Swarm Optimization for Energy-Based Acoustic Source Localization: A Comprehensive Study
Fe, J.
; Correia, S.
; Tomic, S.
;
Beko, M.B.
Sensors Vol. 22, Nº 5, pp. 1894 - 1894, February, 2022.
ISSN (print):
ISSN (online): 1424-8220
Scimago Journal Ranking: 0,76 (in 2022)
Digital Object Identifier: 10.3390/s22051894
Abstract
In the last decades, several swarm-based optimization algorithms have emerged in the
scientific literature, followed by a massive increase in terms of their fields of application. Most of
the studies and comparisons are restricted to high-level languages (such as MATLAB
®
) and testing
methods on classical benchmark mathematical functions. Specifically, the employment of swarm-
based methods for solving energy-based acoustic localization problems is still in its inception and
has not yet been extensively studied. As such, the present work marks the first comprehensive study
of swarm-based optimization algorithms applied to the energy-based acoustic localization problem.
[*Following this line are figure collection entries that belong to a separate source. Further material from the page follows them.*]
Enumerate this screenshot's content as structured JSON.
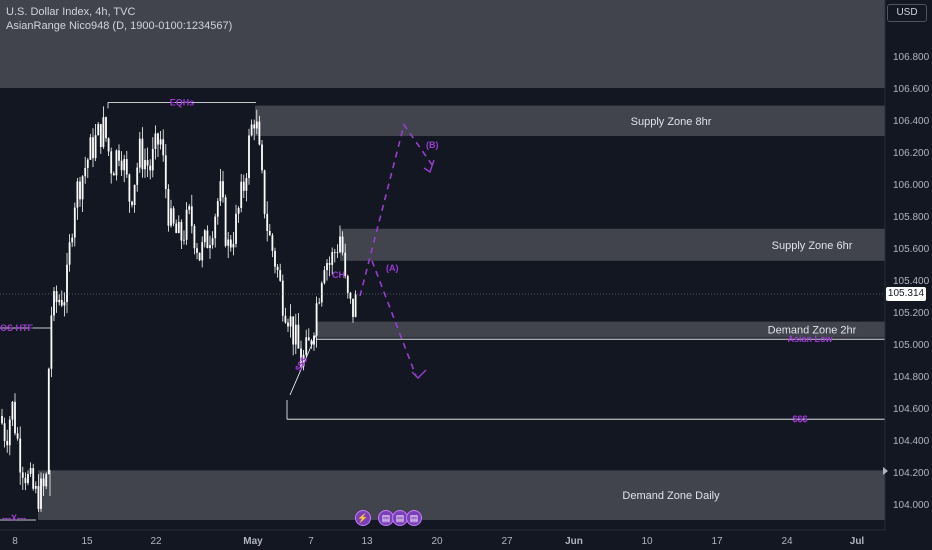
{
  "header": {
    "line1": "U.S. Dollar Index, 4h, TVC",
    "line2": "AsianRange Nico948 (D, 1900-0100:1234567)"
  },
  "currency_label": "USD",
  "current_price": "105.314",
  "colors": {
    "background": "#131722",
    "zone_fill": "#4a4b55",
    "candle": "#ffffff",
    "annotation_purple": "#9c3bd4",
    "text": "#d1d4dc"
  },
  "chart_data": {
    "type": "candlestick",
    "instrument": "U.S. Dollar Index",
    "timeframe": "4h",
    "ylim": [
      103.85,
      107.35
    ],
    "y_ticks": [
      "106.800",
      "106.600",
      "106.400",
      "106.200",
      "106.000",
      "105.800",
      "105.600",
      "105.400",
      "105.200",
      "105.000",
      "104.800",
      "104.600",
      "104.400",
      "104.200",
      "104.000"
    ],
    "x_ticks": [
      "8",
      "15",
      "22",
      "May",
      "7",
      "13",
      "20",
      "27",
      "Jun",
      "10",
      "17",
      "24",
      "Jul"
    ],
    "price_path": [
      {
        "x": 0,
        "y": 104.55
      },
      {
        "x": 6,
        "y": 104.42
      },
      {
        "x": 12,
        "y": 104.62
      },
      {
        "x": 20,
        "y": 104.3
      },
      {
        "x": 28,
        "y": 104.15
      },
      {
        "x": 36,
        "y": 104.05
      },
      {
        "x": 46,
        "y": 104.1
      },
      {
        "x": 50,
        "y": 105.18
      },
      {
        "x": 58,
        "y": 105.28
      },
      {
        "x": 66,
        "y": 105.32
      },
      {
        "x": 74,
        "y": 105.9
      },
      {
        "x": 82,
        "y": 106.05
      },
      {
        "x": 90,
        "y": 106.2
      },
      {
        "x": 98,
        "y": 106.3
      },
      {
        "x": 104,
        "y": 106.35
      },
      {
        "x": 112,
        "y": 106.1
      },
      {
        "x": 120,
        "y": 106.25
      },
      {
        "x": 130,
        "y": 105.9
      },
      {
        "x": 140,
        "y": 106.2
      },
      {
        "x": 150,
        "y": 106.1
      },
      {
        "x": 160,
        "y": 106.3
      },
      {
        "x": 170,
        "y": 105.75
      },
      {
        "x": 180,
        "y": 105.65
      },
      {
        "x": 190,
        "y": 105.8
      },
      {
        "x": 200,
        "y": 105.55
      },
      {
        "x": 210,
        "y": 105.7
      },
      {
        "x": 220,
        "y": 105.95
      },
      {
        "x": 228,
        "y": 105.6
      },
      {
        "x": 236,
        "y": 105.75
      },
      {
        "x": 244,
        "y": 106.0
      },
      {
        "x": 250,
        "y": 106.3
      },
      {
        "x": 255,
        "y": 106.45
      },
      {
        "x": 262,
        "y": 106.0
      },
      {
        "x": 268,
        "y": 105.7
      },
      {
        "x": 276,
        "y": 105.5
      },
      {
        "x": 282,
        "y": 105.3
      },
      {
        "x": 288,
        "y": 105.2
      },
      {
        "x": 294,
        "y": 105.05
      },
      {
        "x": 302,
        "y": 104.88
      },
      {
        "x": 310,
        "y": 105.0
      },
      {
        "x": 318,
        "y": 105.3
      },
      {
        "x": 324,
        "y": 105.55
      },
      {
        "x": 330,
        "y": 105.5
      },
      {
        "x": 336,
        "y": 105.6
      },
      {
        "x": 341,
        "y": 105.7
      },
      {
        "x": 346,
        "y": 105.3
      },
      {
        "x": 352,
        "y": 105.2
      },
      {
        "x": 358,
        "y": 105.3
      }
    ],
    "zones": [
      {
        "name": "",
        "y1": 107.35,
        "y2": 106.6
      },
      {
        "name": "Supply Zone 8hr",
        "y1": 106.49,
        "y2": 106.3,
        "x_start": 255
      },
      {
        "name": "Supply Zone 6hr",
        "y1": 105.72,
        "y2": 105.52,
        "x_start": 340
      },
      {
        "name": "Demand Zone 2hr",
        "y1": 105.14,
        "y2": 105.04,
        "x_start": 316
      },
      {
        "name": "Demand Zone Daily",
        "y1": 104.21,
        "y2": 103.9,
        "x_start": 38
      }
    ],
    "lines": [
      {
        "label": "EQHs",
        "y": 106.51,
        "x1": 108,
        "x2": 256
      },
      {
        "label": "Asian Low",
        "y": 105.03,
        "x1": 316,
        "x2": 885
      },
      {
        "label": "$$$",
        "y": 104.53,
        "x1": 287,
        "x2": 885
      },
      {
        "label": "OS HTF",
        "y": 105.1,
        "x1": 0,
        "x2": 52
      },
      {
        "label": "---X---",
        "y": 103.9,
        "x1": 0,
        "x2": 36
      }
    ],
    "annotations": [
      "(A)",
      "(B)",
      "CH",
      "$$$"
    ],
    "projection": [
      {
        "x": 360,
        "y": 105.3
      },
      {
        "x": 404,
        "y": 106.37
      },
      {
        "x": 432,
        "y": 106.12
      }
    ],
    "projection2": [
      {
        "x": 372,
        "y": 105.52
      },
      {
        "x": 416,
        "y": 104.8
      }
    ]
  }
}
To this end, a total of 10 different algorithms were subjected to an extensive set of simulations
with the following aims: (1) to compare the algorithms’ convergence performance and recognize
novel, promising methods for solving the problem of interest; (2) to validate the importance (in
convergence speed) of an intelligent swarm initialization for any swarm-based algorithm; (3) to
analyze the methods’ time efficiency when implemented in low-level languages and when executed
on embedded processors. The obtained results disclose the high potential of some of the considered
swarm-based optimization algorithms for the problem under study, showing that these methods
can accurately locate acoustic sources with low latency and bandwidth requirements, making them
highly attractive for edge computing paradigms.